To be clear, I’m just one part of this. It was absolutely a team effort. The whole team contributed written gags, and then Matt added more with his performance, and then the art team added in visual gags, many of which weren’t on the script at all. It’s the best possible example of a team really firing on all cylinders and wanting to give absolutely everything to make this just right. It’s something that I’m blessed to regularly have in my tabletop RPG work, and I love it when my weird little ideas turn out to have an audience (like a certain game about dogs in armor have shown).
But that’s not all I have to talk about!
News Roundup
I mentioned Onyx Path Con in passing up above there. It was a great time! And because it was an online convention, all the panels are being posted on YouTube for everyone to see. There’s a convenient link to all the panels here. If you’re just focused on getting Eddy content — and since this is my newsletter, that’s a reasonable assumption — I was on Opening Ceremonies, the Realms of Pugmire panel, What’s Up with Onyx Path?, the Storypath Q&A, and the Pathcast Live.

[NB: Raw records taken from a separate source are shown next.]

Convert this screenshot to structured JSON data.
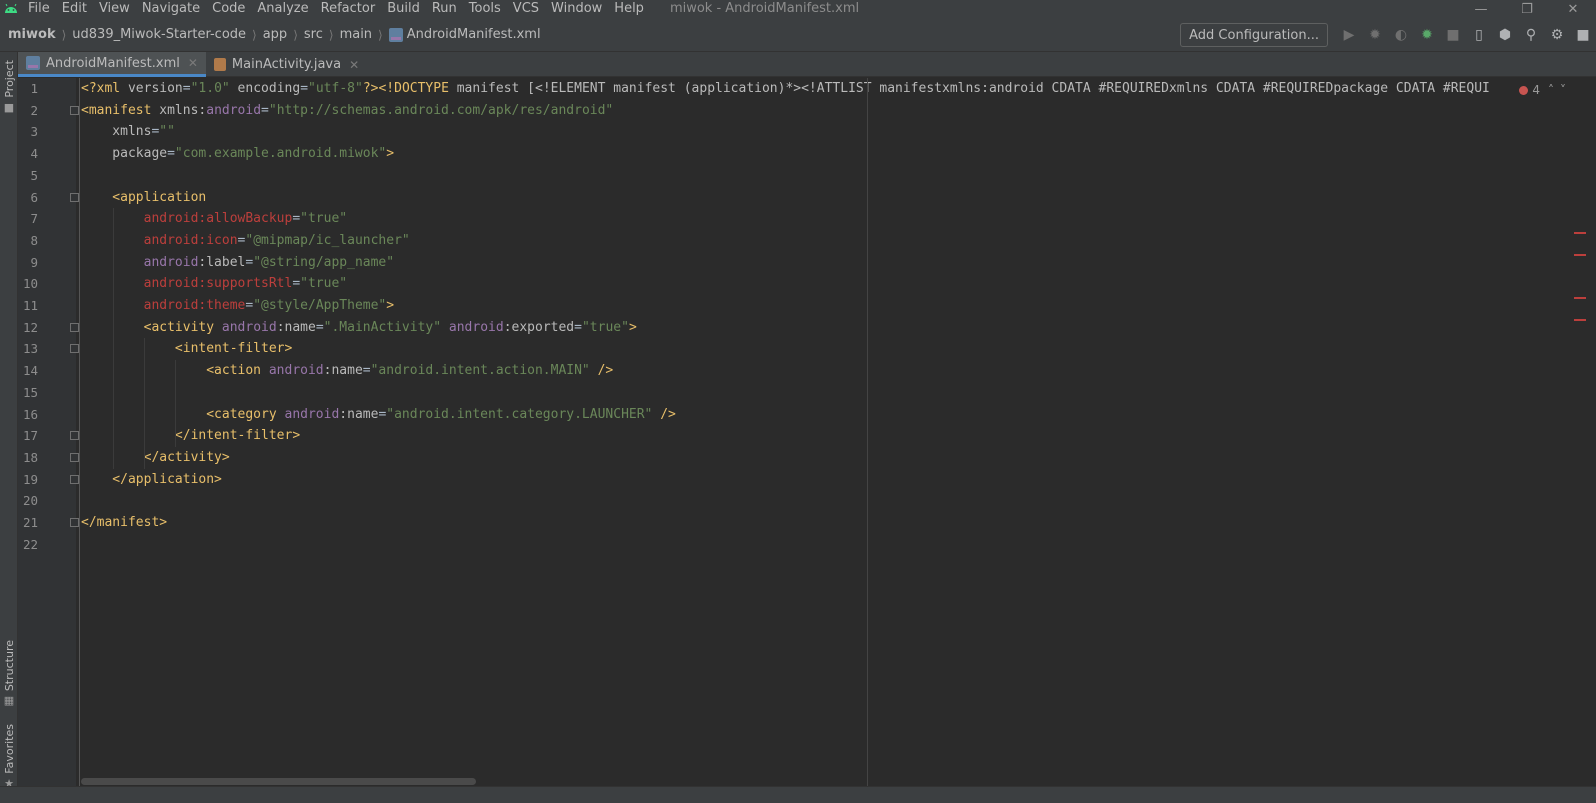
{
  "menubar": {
    "items": [
      "File",
      "Edit",
      "View",
      "Navigate",
      "Code",
      "Analyze",
      "Refactor",
      "Build",
      "Run",
      "Tools",
      "VCS",
      "Window",
      "Help"
    ],
    "window_title": "miwok - AndroidManifest.xml"
  },
  "breadcrumb": {
    "items": [
      "miwok",
      "ud839_Miwok-Starter-code",
      "app",
      "src",
      "main",
      "AndroidManifest.xml"
    ]
  },
  "toolbar": {
    "add_config_label": "Add Configuration..."
  },
  "left_strip": {
    "project_label": "Project",
    "structure_label": "Structure",
    "favorites_label": "Favorites"
  },
  "tabs": [
    {
      "label": "AndroidManifest.xml",
      "active": true
    },
    {
      "label": "MainActivity.java",
      "active": false
    }
  ],
  "editor": {
    "error_count": "4",
    "line_numbers": [
      "1",
      "2",
      "3",
      "4",
      "5",
      "6",
      "7",
      "8",
      "9",
      "10",
      "11",
      "12",
      "13",
      "14",
      "15",
      "16",
      "17",
      "18",
      "19",
      "20",
      "21",
      "22"
    ],
    "lines": [
      [
        [
          "t-tag",
          "<?xml "
        ],
        [
          "t-attr",
          "version"
        ],
        [
          "t-text",
          "="
        ],
        [
          "t-val",
          "\"1.0\""
        ],
        [
          "t-attr",
          " encoding"
        ],
        [
          "t-text",
          "="
        ],
        [
          "t-val",
          "\"utf-8\""
        ],
        [
          "t-tag",
          "?><!DOCTYPE "
        ],
        [
          "t-attr",
          "manifest [<!ELEMENT manifest (application)*><!ATTLIST manifestxmlns:android CDATA #REQUIREDxmlns CDATA #REQUIREDpackage CDATA #REQUI"
        ]
      ],
      [
        [
          "t-tag",
          "<manifest "
        ],
        [
          "t-attr",
          "xmlns:"
        ],
        [
          "t-ns",
          "android"
        ],
        [
          "t-text",
          "="
        ],
        [
          "t-val",
          "\"http://schemas.android.com/apk/res/android\""
        ]
      ],
      [
        [
          "t-attr",
          "    xmlns"
        ],
        [
          "t-text",
          "="
        ],
        [
          "t-val",
          "\"\""
        ]
      ],
      [
        [
          "t-attr",
          "    package"
        ],
        [
          "t-text",
          "="
        ],
        [
          "t-val",
          "\"com.example.android.miwok\""
        ],
        [
          "t-tag",
          ">"
        ]
      ],
      [],
      [
        [
          "t-tag",
          "    <application"
        ]
      ],
      [
        [
          "t-err",
          "        android:allowBackup"
        ],
        [
          "t-text",
          "="
        ],
        [
          "t-val",
          "\"true\""
        ]
      ],
      [
        [
          "t-err",
          "        android:icon"
        ],
        [
          "t-text",
          "="
        ],
        [
          "t-val",
          "\"@mipmap/ic_launcher\""
        ]
      ],
      [
        [
          "t-ns",
          "        android"
        ],
        [
          "t-attr",
          ":label"
        ],
        [
          "t-text",
          "="
        ],
        [
          "t-val",
          "\"@string/app_name\""
        ]
      ],
      [
        [
          "t-err",
          "        android:supportsRtl"
        ],
        [
          "t-text",
          "="
        ],
        [
          "t-val",
          "\"true\""
        ]
      ],
      [
        [
          "t-err",
          "        android:theme"
        ],
        [
          "t-text",
          "="
        ],
        [
          "t-val",
          "\"@style/AppTheme\""
        ],
        [
          "t-tag",
          ">"
        ]
      ],
      [
        [
          "t-tag",
          "        <activity "
        ],
        [
          "t-ns",
          "android"
        ],
        [
          "t-attr",
          ":name"
        ],
        [
          "t-text",
          "="
        ],
        [
          "t-val",
          "\".MainActivity\""
        ],
        [
          "t-text",
          " "
        ],
        [
          "t-ns",
          "android"
        ],
        [
          "t-attr",
          ":exported"
        ],
        [
          "t-text",
          "="
        ],
        [
          "t-val",
          "\"true\""
        ],
        [
          "t-tag",
          ">"
        ]
      ],
      [
        [
          "t-tag",
          "            <intent-filter>"
        ]
      ],
      [
        [
          "t-tag",
          "                <action "
        ],
        [
          "t-ns",
          "android"
        ],
        [
          "t-attr",
          ":name"
        ],
        [
          "t-text",
          "="
        ],
        [
          "t-val",
          "\"android.intent.action.MAIN\""
        ],
        [
          "t-tag",
          " />"
        ]
      ],
      [],
      [
        [
          "t-tag",
          "                <category "
        ],
        [
          "t-ns",
          "android"
        ],
        [
          "t-attr",
          ":name"
        ],
        [
          "t-text",
          "="
        ],
        [
          "t-val",
          "\"android.intent.category.LAUNCHER\""
        ],
        [
          "t-tag",
          " />"
        ]
      ],
      [
        [
          "t-tag",
          "            </intent-filter>"
        ]
      ],
      [
        [
          "t-tag",
          "        </activity>"
        ]
      ],
      [
        [
          "t-tag",
          "    </application>"
        ]
      ],
      [],
      [
        [
          "t-tag",
          "</manifest>"
        ]
      ],
      []
    ]
  },
  "colors": {
    "background": "#2b2b2b",
    "tag": "#e8bf6a",
    "attribute": "#bababa",
    "namespace": "#9876aa",
    "value": "#6a8759",
    "error": "#bc3f3c"
  }
}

The Steam Summer Sale is going on. I bet you didn’t know I had something in that, did you? But it’s true: The Pugmire interactive novel, “Treasure of the Sea Dogs,” is 40% off right now!
Finally, one of my writing projects is also out in the wild! I wrote the rules section of the Trinity Continuum: Adventure! Jumpstart. The rest of the team did an amazing job making a fun, exciting adventure that really brings the core game to life.
My Media
I’m still working my way through Deep Space Nine (hey, it’s a long show!), and I’ve made it through close to a dozen of the Battletech novels I mentioned last month. But my vacation was mostly eaten up with Mega Man Battle Network.

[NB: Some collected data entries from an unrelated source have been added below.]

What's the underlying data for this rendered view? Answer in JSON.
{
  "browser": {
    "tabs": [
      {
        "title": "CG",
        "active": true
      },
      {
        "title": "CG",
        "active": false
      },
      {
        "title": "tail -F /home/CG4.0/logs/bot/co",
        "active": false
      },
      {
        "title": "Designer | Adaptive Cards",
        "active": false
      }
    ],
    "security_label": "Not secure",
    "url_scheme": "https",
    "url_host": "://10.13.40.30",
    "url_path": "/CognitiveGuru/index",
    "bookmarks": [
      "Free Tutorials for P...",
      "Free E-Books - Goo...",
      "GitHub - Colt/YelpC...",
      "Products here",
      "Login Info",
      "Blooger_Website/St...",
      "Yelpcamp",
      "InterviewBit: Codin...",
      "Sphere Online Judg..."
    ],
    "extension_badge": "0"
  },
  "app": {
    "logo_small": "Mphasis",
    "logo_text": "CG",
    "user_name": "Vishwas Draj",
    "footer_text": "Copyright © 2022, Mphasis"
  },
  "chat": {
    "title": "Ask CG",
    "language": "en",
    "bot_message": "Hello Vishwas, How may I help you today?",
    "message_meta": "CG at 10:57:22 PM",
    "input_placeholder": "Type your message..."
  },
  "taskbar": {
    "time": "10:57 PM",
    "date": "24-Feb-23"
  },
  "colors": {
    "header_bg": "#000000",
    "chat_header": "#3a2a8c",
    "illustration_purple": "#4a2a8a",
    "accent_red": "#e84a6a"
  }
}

For those who don’t know, MMBN was a series of six games (or ten, depending on how you count them) that game out primarily for the Game Boy Advance. It’s a kind of action RPG/deckbuilding that came out before a time when either of those things were really codified. A few months back all the games were released in two massive collections on Steam, so I treated myself to them.

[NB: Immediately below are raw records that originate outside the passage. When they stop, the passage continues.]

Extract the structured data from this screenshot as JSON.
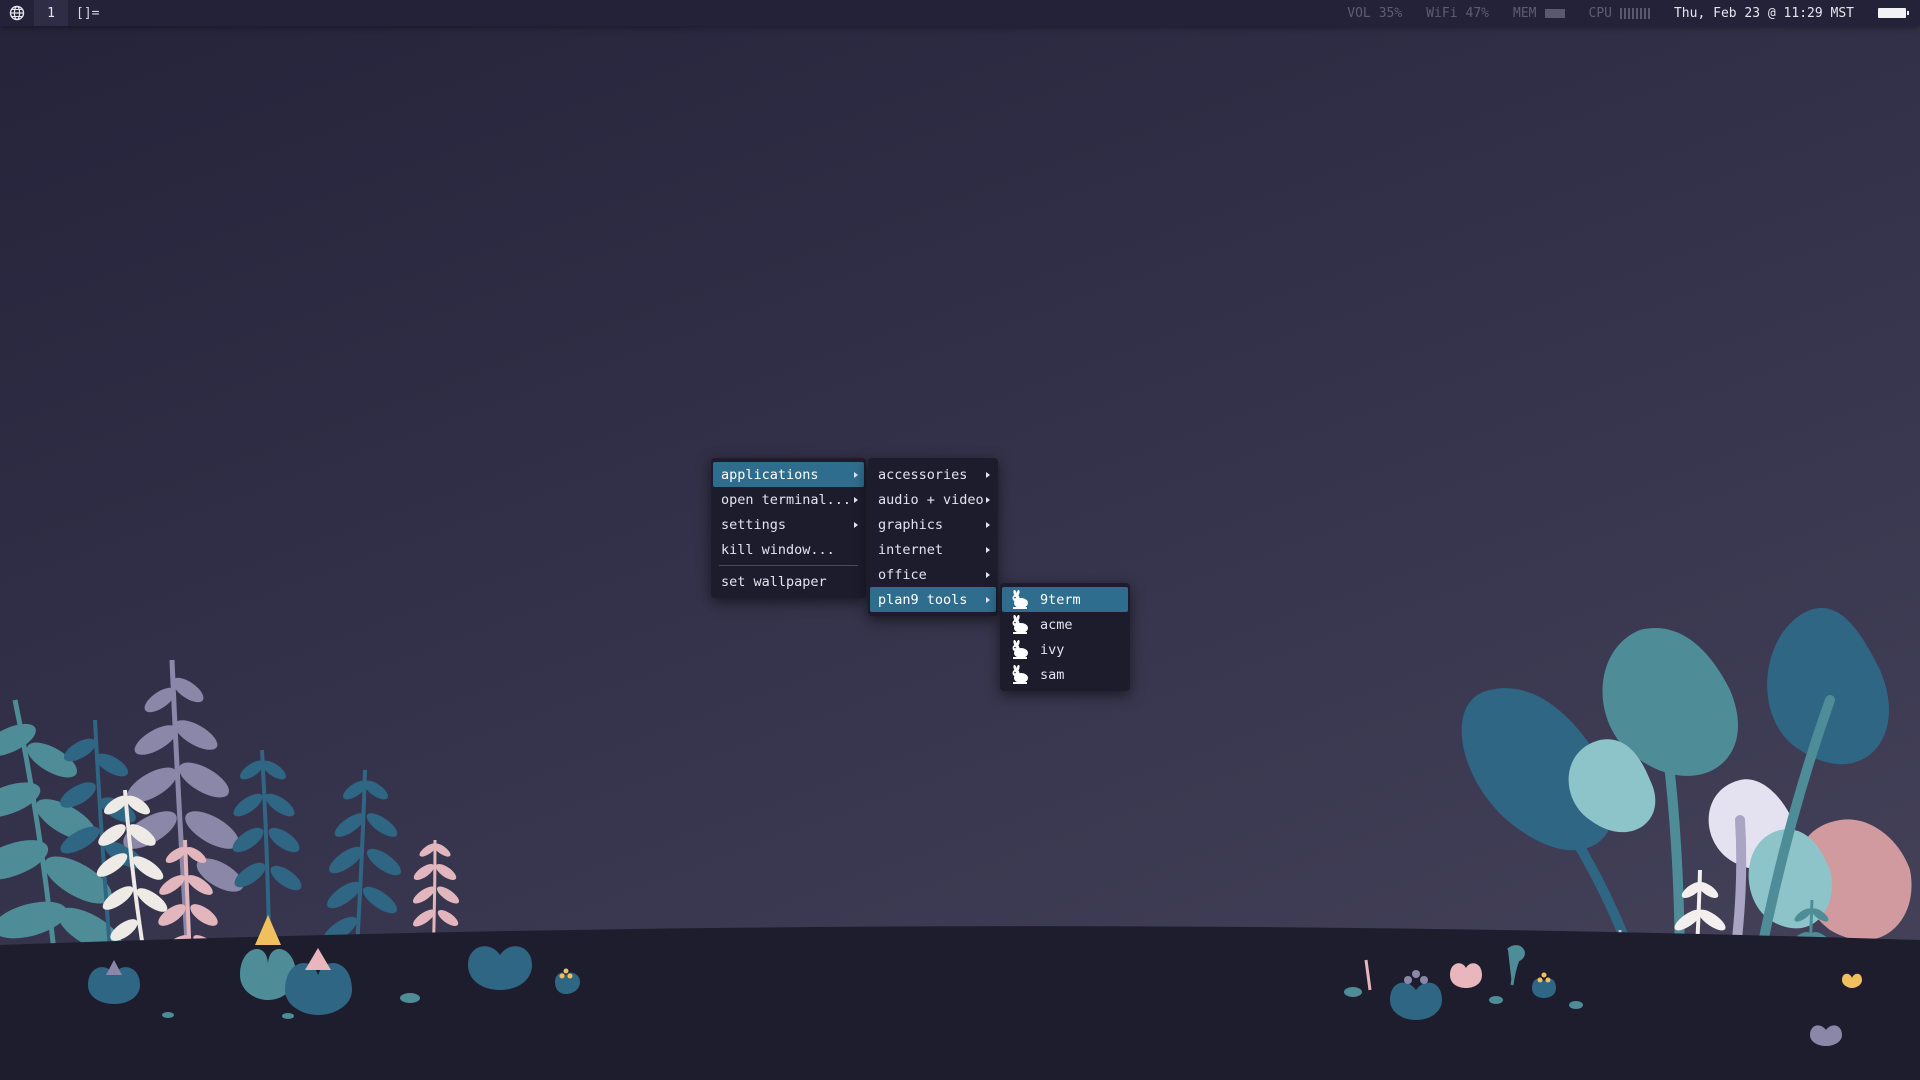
{
  "topbar": {
    "tag": "1",
    "layout": "[]=",
    "vol_label": "VOL",
    "vol_value": "35%",
    "wifi_label": "WiFi",
    "wifi_value": "47%",
    "mem_label": "MEM",
    "cpu_label": "CPU",
    "clock": "Thu, Feb 23 @ 11:29 MST"
  },
  "menus": {
    "main": [
      {
        "label": "applications",
        "submenu": true,
        "active": true
      },
      {
        "label": "open terminal...",
        "submenu": true,
        "active": false
      },
      {
        "label": "settings",
        "submenu": true,
        "active": false
      },
      {
        "label": "kill window...",
        "submenu": false,
        "active": false
      },
      {
        "label": "set wallpaper",
        "submenu": false,
        "active": false
      }
    ],
    "applications": [
      {
        "label": "accessories",
        "submenu": true,
        "active": false
      },
      {
        "label": "audio + video",
        "submenu": true,
        "active": false
      },
      {
        "label": "graphics",
        "submenu": true,
        "active": false
      },
      {
        "label": "internet",
        "submenu": true,
        "active": false
      },
      {
        "label": "office",
        "submenu": true,
        "active": false
      },
      {
        "label": "plan9 tools",
        "submenu": true,
        "active": true
      }
    ],
    "plan9": [
      {
        "label": "9term",
        "icon": "glenda-rabbit-icon",
        "active": true
      },
      {
        "label": "acme",
        "icon": "glenda-rabbit-icon",
        "active": false
      },
      {
        "label": "ivy",
        "icon": "glenda-rabbit-icon",
        "active": false
      },
      {
        "label": "sam",
        "icon": "glenda-rabbit-icon",
        "active": false
      }
    ]
  },
  "colors": {
    "bar_bg": "#232238",
    "menu_bg": "#1d1c2d",
    "accent": "#2f6d8f",
    "ground": "#1e1d2e"
  }
}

First off, these games play amazingly well on the Steam Deck. Sure, they were designed to originally be games on a portable console, but that doesn’t always mean they end up being great ports. This one works really well, and was particularly easy on my battery, so I ended up spending hours playing them over my vacation. I ripped my way through the first game, and I’m about halfway through the second.
As a designer, I really respect the core gameplay loop. It never gets really stale. Sure, it suffers from the classic “invisible random encounters” that plagued older JRPGs, but because you get random cards… er, battle chips… every time, each fight is different. Sometimes you can blow everyone away with one well-timed shot, while other times you’re scrambling to stay alive long enough to draw the chip you need to swing the tide.
On top of that, it’s a weird kid-friendly 90s cyberpunk setting, kind of? Basically, it’s a vague future where everything is networked together and overrun with viruses. You have a “Navi” which is your online avatar, and those Navis use the battle chips to defeat the viruses. Of course, only plucky middle school kids can save the world. On the one hand it’s a cute way to contextualize dungeon crawls in a sci-fi game, and on the other it’s a fascinating look at the decker/shadowrunner dynamic that many cyberpunk RPGs fail to get right.
Seriously, if you’re at all into retro JRPGs or deckbuilders, check these games out.
With that, I’m off to reorganize my battle chip folder again. See y’all next month!